Das Ziel unserer Sehnsucht: Zuhause!
Quelle: Google Earth
Das Ziel unserer Sehnsucht: Zuhause!
Quelle: Google Earth
Ich stellte mich in den Gang und schaute, was noch so passierte. Meine Freundin kam ebenfalls aus dem Abteil und gesellte sich zu mir. Dann hörte man lauter werdende Stimmen. „Hier ist mein Ausweis. Was wollen sie denn noch?“ „Ihre Aufenthaltsgenehmigung!“ „Die habe ich zu Hause vergessen. Ich bin Student. Hier ist mein Studentenausweis und hier mein Personalausweis!“ „Ihre Aufenthaltsgenehmigung!“ „Was soll denn das? AUA!“ Wir sahen nichts, wir hörten nur. Das Verhalten der Polizisten war uns völlig unverständlich. Dann sahen wir sie dem Zug entsteigen. Im Polizeigriff einen Mann. Mit dunkler Hautfarbe. Natürlich! Unser Freund und Helfer zeigte sich in dieser Nacht nicht nur von seiner unfreundlichen, sonder auch von seiner rassistischen Seite. Meine Freundin wollte rausspringen und die Bullen verprügeln. Guter Einfall, aber damit wäre unser Nachhausekommen garantiert auf unbestimmte Zeit behindert worden. Da kann man sich dann nur freuen, dass Schily/Noske nach dem 11. September die Polizei zu härterem Vorgehen aufgefordert hat. „Genau, macht sie alle platt, scheiß Hippies, verdammte Ausländer, alles Terroristen! Alle, alle, alle –außer mir. Außer CDU- und NPD-Wähler!“ „Herr Schily, ähem … Sie sind Mitglied der SPD.“ „Ja, und?“
Trotz unserer Aufgewühltheit („Du lenkst ihn ab, und ich zieh die Wumme aus dem Holster …“ „Nein, Iris.“), legten wir uns wieder hin.
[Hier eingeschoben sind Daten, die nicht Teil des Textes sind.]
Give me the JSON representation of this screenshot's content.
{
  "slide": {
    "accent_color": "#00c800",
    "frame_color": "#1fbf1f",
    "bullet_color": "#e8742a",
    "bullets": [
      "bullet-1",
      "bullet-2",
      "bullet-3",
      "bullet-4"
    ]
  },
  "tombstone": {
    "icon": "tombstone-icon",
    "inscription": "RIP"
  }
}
Der Zug fuhr an und wir schliefen ein. Doch meine Befürchtung den Halt in Bielefeld zu verschlafen, ließ mich immer wieder hochschrecken. Meine Freundin schnarchte seelenruhig vor sich hin. Lange vor Bielefeld packte ich unsere Sachen. Kurz vor Gütersloh weckte ich meine Freundin. Dann fuhren wir in den Bielefelder Bahnhof ein. Mir war zumute, als müsste eine Kapelle auf dem Bahnsteig spielen, weil wir es endlich geschafft hatten. Zu Hause. Der Zug hielt. Die Türen öffneten sich und wir stiegen aus. Da standen wir nun. Kein Empfangskomitee war gekommen, keine Kapelle, keine jubelnde Menge. Wir gingen zum Taxistand und ließen uns nach Hause chauffieren. Als wir dann,völlig übermüdet, stinkend und erschöpft die Taschen in den Flur stellten und uns auf das Sofa fallen ließen, stellte sich endlich das Gefühl ein, zu Hause zu sein. Ich ging ein paarmal in der Wohnung hin und her, um auch wirklich sicher zu gehen, dass wir zu Hause sind. Tiefe innere Zufriedenheit. Wir gingen ins Bett und schliefen durch bis Sonntag Nachmittag halb drei. War das klasse!
Am nächsten Tag tropfte ein wenig Wermut in unser Gemüt: Wir mussten eine neue Scheibe besorgen und wo wir schon dabei waren, gleich einen neuen Auspuff – und dann wieder ab nach Frankreich!